DANS le cadre de
leurs activités professionnelles annuelles, le
barreau des avocats du Gabon organise
depuis samedi dernier, au Foyer Avaro de
l'Université Omar Bongo (UOB) de Libreville, un
séminaire de formation professionnelle. Animé
par les avocats français regroupés au sein d'une
structure associative dénommée "Afrique et
Droit", ce séminaire vise non seulement à
renforcer les échanges entre les deux pays dans
le domaine de la justice, mais aussi à analyser
ensemble, les différents maux qui minent ce
monde très sensible de la vie de l'être humain.
Ainsi, les
participants vont se pencher, une semaine
durant, sur la déontologie relative aux règles
professionnelles, la rédaction des contrats et
des actes judiciaires, la saisie immobilière, la
gestion de cabinet, c'est-à-dire les méthodes
adaptées à la profession d'avocat, pour gérer un
cabinet au niveau fiscal, comptable,
l'acquisition des matériels, des logiciels et
des bibliothèques.
De fait, ces
assises sont aussi une opportunité donnée aux
avocats de mieux appréhender et esquisser des
pistes de renforcement des rapports avec les
magistrats, les clients et entre confrères. A
cet effet, les avocats vont s'interroger sur le
serment qu'ils prêtent lors de leur prise de
fonction.
Un serment qui,
selon le président de l'association "Afrique et
Droit", Me Jean-Marie Becam, date des années
1970 et, qui a une origine politico-religieuse.
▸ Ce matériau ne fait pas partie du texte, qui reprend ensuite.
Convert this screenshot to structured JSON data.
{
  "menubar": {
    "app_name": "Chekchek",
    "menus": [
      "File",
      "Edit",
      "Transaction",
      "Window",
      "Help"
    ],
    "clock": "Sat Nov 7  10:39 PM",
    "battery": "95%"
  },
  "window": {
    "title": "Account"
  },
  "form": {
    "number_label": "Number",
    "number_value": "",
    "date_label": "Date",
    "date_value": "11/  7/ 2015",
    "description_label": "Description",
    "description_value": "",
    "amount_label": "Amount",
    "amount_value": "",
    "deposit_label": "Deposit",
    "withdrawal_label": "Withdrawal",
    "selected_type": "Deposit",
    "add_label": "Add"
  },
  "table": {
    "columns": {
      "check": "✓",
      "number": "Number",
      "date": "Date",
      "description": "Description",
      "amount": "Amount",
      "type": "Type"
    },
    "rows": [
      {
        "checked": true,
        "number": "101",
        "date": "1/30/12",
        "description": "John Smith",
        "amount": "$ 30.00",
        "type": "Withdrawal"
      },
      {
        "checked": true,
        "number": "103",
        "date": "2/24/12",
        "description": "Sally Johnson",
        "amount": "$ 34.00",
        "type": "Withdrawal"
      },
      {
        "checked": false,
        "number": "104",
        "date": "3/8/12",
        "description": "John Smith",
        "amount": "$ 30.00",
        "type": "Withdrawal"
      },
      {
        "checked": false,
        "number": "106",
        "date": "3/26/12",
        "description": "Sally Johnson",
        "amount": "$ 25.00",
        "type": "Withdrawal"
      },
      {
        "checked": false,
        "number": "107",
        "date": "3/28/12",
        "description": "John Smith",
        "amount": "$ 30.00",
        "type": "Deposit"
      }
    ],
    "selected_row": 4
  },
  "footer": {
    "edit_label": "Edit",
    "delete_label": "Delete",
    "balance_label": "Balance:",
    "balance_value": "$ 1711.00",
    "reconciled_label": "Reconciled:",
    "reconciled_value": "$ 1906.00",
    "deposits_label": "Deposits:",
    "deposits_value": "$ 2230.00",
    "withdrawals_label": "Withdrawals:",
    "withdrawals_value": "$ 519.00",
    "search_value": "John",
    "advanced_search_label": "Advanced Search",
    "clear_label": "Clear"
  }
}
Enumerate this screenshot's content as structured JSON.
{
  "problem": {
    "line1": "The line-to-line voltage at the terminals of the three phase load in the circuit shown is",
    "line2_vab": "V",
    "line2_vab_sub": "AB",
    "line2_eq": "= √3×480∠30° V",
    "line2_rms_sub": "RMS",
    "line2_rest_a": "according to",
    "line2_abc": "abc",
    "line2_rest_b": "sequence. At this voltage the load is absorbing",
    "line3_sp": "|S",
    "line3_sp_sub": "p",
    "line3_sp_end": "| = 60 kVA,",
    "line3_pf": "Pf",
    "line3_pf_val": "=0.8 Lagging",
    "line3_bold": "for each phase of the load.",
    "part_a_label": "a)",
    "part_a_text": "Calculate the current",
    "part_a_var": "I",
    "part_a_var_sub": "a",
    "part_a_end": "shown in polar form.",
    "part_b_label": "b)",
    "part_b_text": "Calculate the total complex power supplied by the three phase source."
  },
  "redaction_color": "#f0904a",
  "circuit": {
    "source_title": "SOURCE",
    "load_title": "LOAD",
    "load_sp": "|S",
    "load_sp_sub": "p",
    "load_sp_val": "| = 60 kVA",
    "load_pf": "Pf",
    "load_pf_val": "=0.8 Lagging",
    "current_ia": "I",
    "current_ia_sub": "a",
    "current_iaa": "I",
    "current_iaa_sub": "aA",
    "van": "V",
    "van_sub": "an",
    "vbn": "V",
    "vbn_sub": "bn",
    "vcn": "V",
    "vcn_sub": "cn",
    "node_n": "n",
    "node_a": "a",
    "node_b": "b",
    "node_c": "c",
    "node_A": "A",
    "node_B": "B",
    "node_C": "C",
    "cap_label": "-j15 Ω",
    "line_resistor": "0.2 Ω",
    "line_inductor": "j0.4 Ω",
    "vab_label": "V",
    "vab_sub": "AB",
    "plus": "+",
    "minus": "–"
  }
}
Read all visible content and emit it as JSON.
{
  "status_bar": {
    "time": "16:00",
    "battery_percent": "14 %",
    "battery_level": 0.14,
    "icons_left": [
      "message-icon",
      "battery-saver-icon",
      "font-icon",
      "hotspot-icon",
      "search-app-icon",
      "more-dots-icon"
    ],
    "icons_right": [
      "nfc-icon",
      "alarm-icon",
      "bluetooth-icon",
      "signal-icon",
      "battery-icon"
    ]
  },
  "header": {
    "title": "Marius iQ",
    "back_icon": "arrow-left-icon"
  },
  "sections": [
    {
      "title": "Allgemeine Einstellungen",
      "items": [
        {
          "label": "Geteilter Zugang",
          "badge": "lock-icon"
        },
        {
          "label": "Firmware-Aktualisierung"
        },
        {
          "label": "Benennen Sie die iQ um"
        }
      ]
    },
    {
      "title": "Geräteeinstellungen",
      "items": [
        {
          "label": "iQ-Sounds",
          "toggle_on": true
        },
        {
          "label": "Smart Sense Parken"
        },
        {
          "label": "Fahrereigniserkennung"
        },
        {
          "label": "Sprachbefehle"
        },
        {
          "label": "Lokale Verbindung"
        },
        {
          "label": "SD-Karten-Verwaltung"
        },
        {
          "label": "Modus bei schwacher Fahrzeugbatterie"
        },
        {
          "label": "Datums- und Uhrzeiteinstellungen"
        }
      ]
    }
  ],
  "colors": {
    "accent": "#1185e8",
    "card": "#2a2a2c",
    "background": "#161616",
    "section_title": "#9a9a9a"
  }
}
Dans cette optique, l'avocat a le devoir de
respecter la loi, les autorités publiques, les
règles de l'ordre des tribunaux.
Le juriste français
n'a pas manqué de rappeler à ses collègues
gabonais, l'importance de leur profession dans
le processus de développement de la vie
politique, économique et sociale du pays. En
effet, a-t-il soutenu, la vocation d'avocat
qu'ils ont librement choisie est un métier
complexe et difficile, qui exige des capacités
techniques certaines, une force de travail
incompressible et une moralité exemplaire, afin
de rendre la justice équitable, crédible et
efficace.
En plus, les
prérogatives d'un avocat doivent être le respect
du droit à la défense, l'organisation de son
emploi du temps, le droit de s'exprimer et de
défendre librement son client avec conscience et
sans aucune pression.
Par ailleurs, ayant
un système commun de droit, les ordres d'avocats
français et gabonais, à travers des cas
pratiques sur les deux peuples, échangent sur
leurs expériences, afin d'améliorer le système
judiciaire dans les deux pays.
Ainsi le bâtonnier
de l’ordre des avocats gabonais, Maître
Jean-Pierre Akumbu M’Oluna, « souhaite que
les avocats gabonais prennent l’information,
l’assimilent et en fassent une force pour
pouvoir défendre adéquatement le justiciable qui
en a besoin ».d’autant que l’avocat doit
être vigilant dans ses rapports avec le
justiciable, afin de ne pas succomber à la
tentation de la corruption et de
l’enrichissement illicite, maux tant décriés
dans la plupart des sociétés africaines.